Entgrenzt - die Superstars von Rio

Olympia ist vorbei – was bleibt sind teure Sportstätten, die in Brasilien kaum jemand braucht und die Erinnerung an außergewöhnliche Momente und Leistungen. An Krebs-Sonne Michael Phelps zum Beispiel – mit 23 goldenen, 3 silbernen und 2 bronzenen Medaillen ist er der mit Abstand erfolgreichste Olympionike aller Zeiten.
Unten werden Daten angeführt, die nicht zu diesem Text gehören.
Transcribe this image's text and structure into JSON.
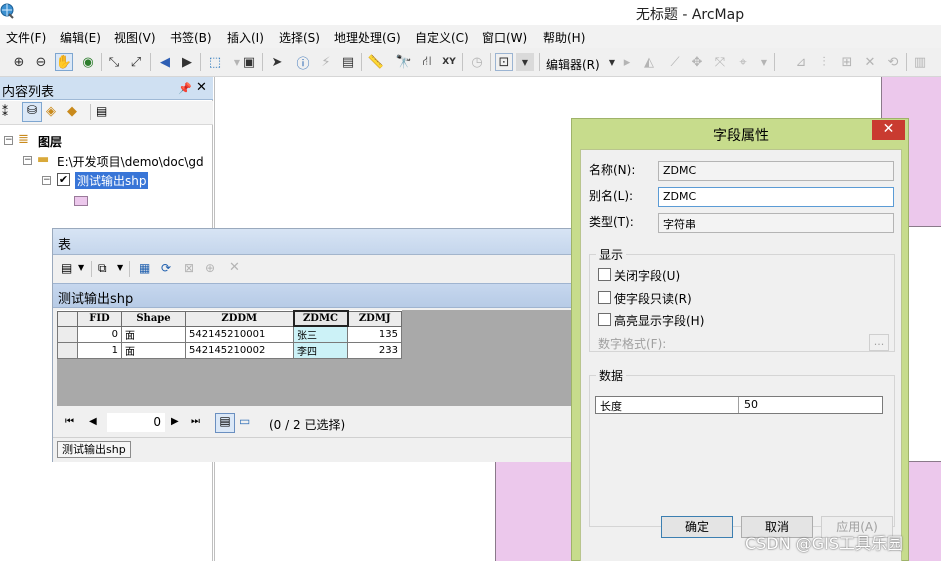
{
  "app": {
    "title": "无标题 - ArcMap",
    "icon": "arcmap-globe-icon"
  },
  "menubar": {
    "items": [
      "文件(F)",
      "编辑(E)",
      "视图(V)",
      "书签(B)",
      "插入(I)",
      "选择(S)",
      "地理处理(G)",
      "自定义(C)",
      "窗口(W)",
      "帮助(H)"
    ]
  },
  "toolbar": {
    "editor_label": "编辑器(R)",
    "icons": [
      "zoom-in-icon",
      "zoom-out-icon",
      "pan-hand-icon",
      "full-extent-globe-icon",
      "fixed-zoom-in-icon",
      "fixed-zoom-out-icon",
      "back-arrow-icon",
      "forward-arrow-icon",
      "select-features-icon",
      "clear-selection-icon",
      "select-elements-icon",
      "identify-icon",
      "hyperlink-icon",
      "html-popup-icon",
      "measure-icon",
      "find-icon",
      "route-icon",
      "go-to-xy-icon",
      "time-slider-icon",
      "data-view-icon"
    ]
  },
  "toc": {
    "title": "内容列表",
    "pin_icon": "pin-icon",
    "close_icon": "close-icon",
    "root_label": "图层",
    "folder_label": "E:\\开发项目\\demo\\doc\\gd",
    "layer_label": "测试输出shp",
    "layer_checked": true,
    "legend_color": "#ecc8ec"
  },
  "table_window": {
    "title": "表",
    "tab_title": "测试输出shp",
    "columns": [
      "FID",
      "Shape",
      "ZDDM",
      "ZDMC",
      "ZDMJ"
    ],
    "rows": [
      [
        "0",
        "面",
        "542145210001",
        "张三",
        "135"
      ],
      [
        "1",
        "面",
        "542145210002",
        "李四",
        "233"
      ]
    ],
    "selected_column": "ZDMC",
    "nav_record": "0",
    "selection_status": "(0 / 2 已选择)",
    "bottom_tab": "测试输出shp"
  },
  "field_dialog": {
    "title": "字段属性",
    "name_label": "名称(N):",
    "name_value": "ZDMC",
    "alias_label": "别名(L):",
    "alias_value": "ZDMC",
    "type_label": "类型(T):",
    "type_value": "字符串",
    "display_group": "显示",
    "checkboxes": [
      "关闭字段(U)",
      "使字段只读(R)",
      "高亮显示字段(H)"
    ],
    "number_format_label": "数字格式(F):",
    "ellipsis_label": "...",
    "data_group": "数据",
    "length_label": "长度",
    "length_value": "50",
    "ok_label": "确定",
    "cancel_label": "取消",
    "apply_label": "应用(A)"
  },
  "watermark": "CSDN @GIS工具乐园",
  "colors": {
    "polygon_fill": "#ecc8ec",
    "dialog_frame": "#c7dc8c",
    "close_red": "#c93b30",
    "selection_blue": "#3875d7",
    "selected_cell": "#ccf2f7"
  }
}
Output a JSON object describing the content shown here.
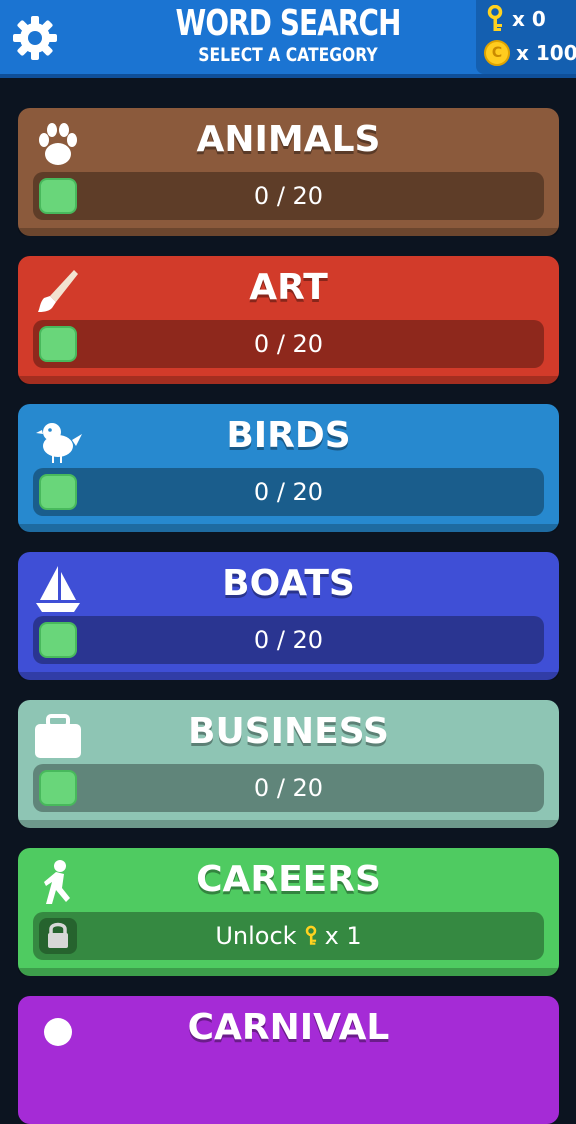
{
  "header": {
    "title": "WORD SEARCH",
    "subtitle": "SELECT A CATEGORY",
    "keys_count": "x 0",
    "coins_count": "x 100",
    "coin_symbol": "C"
  },
  "categories": [
    {
      "name": "ANIMALS",
      "icon": "paw-icon",
      "progress": "0 / 20",
      "color": "#8b5a3c"
    },
    {
      "name": "ART",
      "icon": "paintbrush-icon",
      "progress": "0 / 20",
      "color": "#d23b2a"
    },
    {
      "name": "BIRDS",
      "icon": "bird-icon",
      "progress": "0 / 20",
      "color": "#2789cf"
    },
    {
      "name": "BOATS",
      "icon": "sailboat-icon",
      "progress": "0 / 20",
      "color": "#3f4fd6"
    },
    {
      "name": "BUSINESS",
      "icon": "briefcase-icon",
      "progress": "0 / 20",
      "color": "#8ec5b4"
    },
    {
      "name": "CAREERS",
      "icon": "runner-icon",
      "unlock_label": "Unlock",
      "unlock_cost": "x 1",
      "color": "#4fcb61"
    },
    {
      "name": "CARNIVAL",
      "icon": "carnival-icon",
      "color": "#a52bd6"
    }
  ]
}
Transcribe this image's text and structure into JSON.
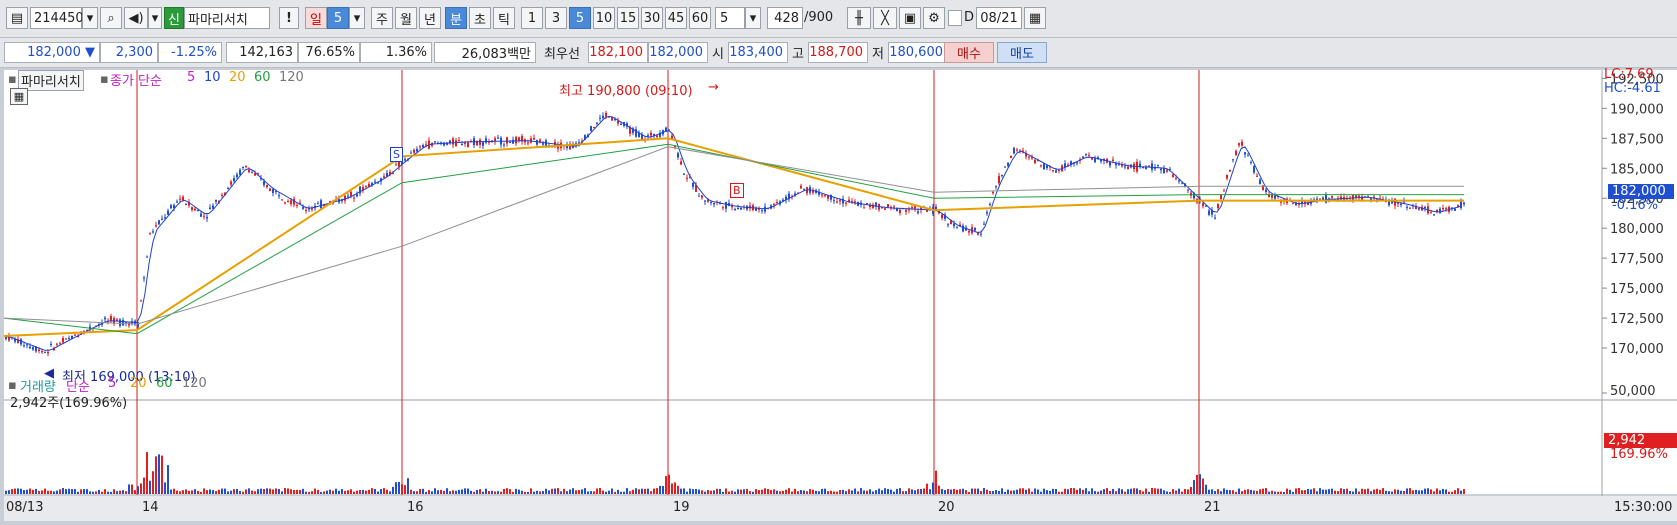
{
  "toolbar": {
    "stock_code": "214450",
    "credit_badge": "신",
    "stock_name": "파마리서치",
    "alert_label": "!",
    "period_day": "일",
    "period_day_count": "5",
    "period_week": "주",
    "period_month": "월",
    "period_year": "년",
    "period_minute": "분",
    "period_second": "초",
    "period_tick": "틱",
    "intervals": [
      "1",
      "3",
      "5",
      "10",
      "15",
      "30",
      "45",
      "60"
    ],
    "selected_interval": "5",
    "interval_value": "5",
    "count_value": "428",
    "count_max": "/900",
    "date_prefix": "D",
    "date_value": "08/21"
  },
  "info": {
    "price": "182,000",
    "change": "2,300",
    "change_pct": "-1.25%",
    "volume": "142,163",
    "volume_ratio": "76.65%",
    "turnover": "1.36%",
    "amount": "26,083백만",
    "best_quote_label": "최우선",
    "best_ask": "182,100",
    "best_bid": "182,000",
    "open_label": "시",
    "open": "183,400",
    "high_label": "고",
    "high": "188,700",
    "low_label": "저",
    "low": "180,600",
    "buy_button": "매수",
    "sell_button": "매도"
  },
  "price_panel": {
    "indicator_name": "파마리서치",
    "ma_label": "종가 단순",
    "ma_periods": [
      "5",
      "10",
      "20",
      "60",
      "120"
    ],
    "high_annotation": "최고 190,800 (09:10)",
    "low_annotation": "최저 169,000 (13:10)",
    "lc_label": "LC:7.69",
    "hc_label": "HC:-4.61",
    "current_price_tag": "182,000",
    "current_pct_tag": "-0.16%",
    "signal_s": "S",
    "signal_b": "B"
  },
  "volume_panel": {
    "title": "거래량",
    "ma_label": "단순",
    "ma_periods": [
      "5",
      "20",
      "60",
      "120"
    ],
    "current": "2,942주(169.96%)",
    "volume_tag": "2,942",
    "volume_pct_tag": "169.96%",
    "y_tick": "50,000"
  },
  "time_axis": {
    "dates": [
      "08/13",
      "14",
      "16",
      "19",
      "20",
      "21"
    ],
    "last_time": "15:30:00"
  },
  "colors": {
    "up": "#e02020",
    "down": "#1f4fd0",
    "ma5": "#2040d0",
    "ma20": "#e8a000",
    "ma60": "#20a040",
    "ma120": "#909090",
    "session_line": "#d81818"
  },
  "chart_data": {
    "type": "line",
    "title": "",
    "xlabel": "",
    "ylabel": "",
    "ylim": [
      168500,
      192000
    ],
    "y_ticks": [
      "192,500",
      "190,000",
      "187,500",
      "185,000",
      "182,500",
      "180,000",
      "177,500",
      "175,000",
      "172,500",
      "170,000"
    ],
    "x": [
      "08/13",
      "14",
      "16",
      "19",
      "20",
      "21"
    ],
    "series": [
      {
        "name": "종가",
        "values": [
          170500,
          172800,
          186500,
          186000,
          180500,
          182000
        ]
      },
      {
        "name": "20",
        "values": [
          171000,
          171500,
          186000,
          187500,
          181500,
          182300
        ]
      },
      {
        "name": "60",
        "values": [
          172500,
          171200,
          183800,
          187000,
          182500,
          182800
        ]
      },
      {
        "name": "120",
        "values": [
          172500,
          172000,
          178500,
          186800,
          183000,
          183500
        ]
      }
    ]
  }
}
Mit Abstand heisst ganz praktisch: auf Platz 2 folgt mit 9 Goldmedaillen die sowjetische Turnerin Larissa Semjonowna Latynina (27. Dezember 1934 in Cherson), auf Platz 3 der finnische Wunderläufer Paavo Nurmi (13. Juni 1897 in Turku). Beide feierten ihre Erfolge vor 50 bzw. 90 Jahren, seitdem konnte niemand daran anknüpfen.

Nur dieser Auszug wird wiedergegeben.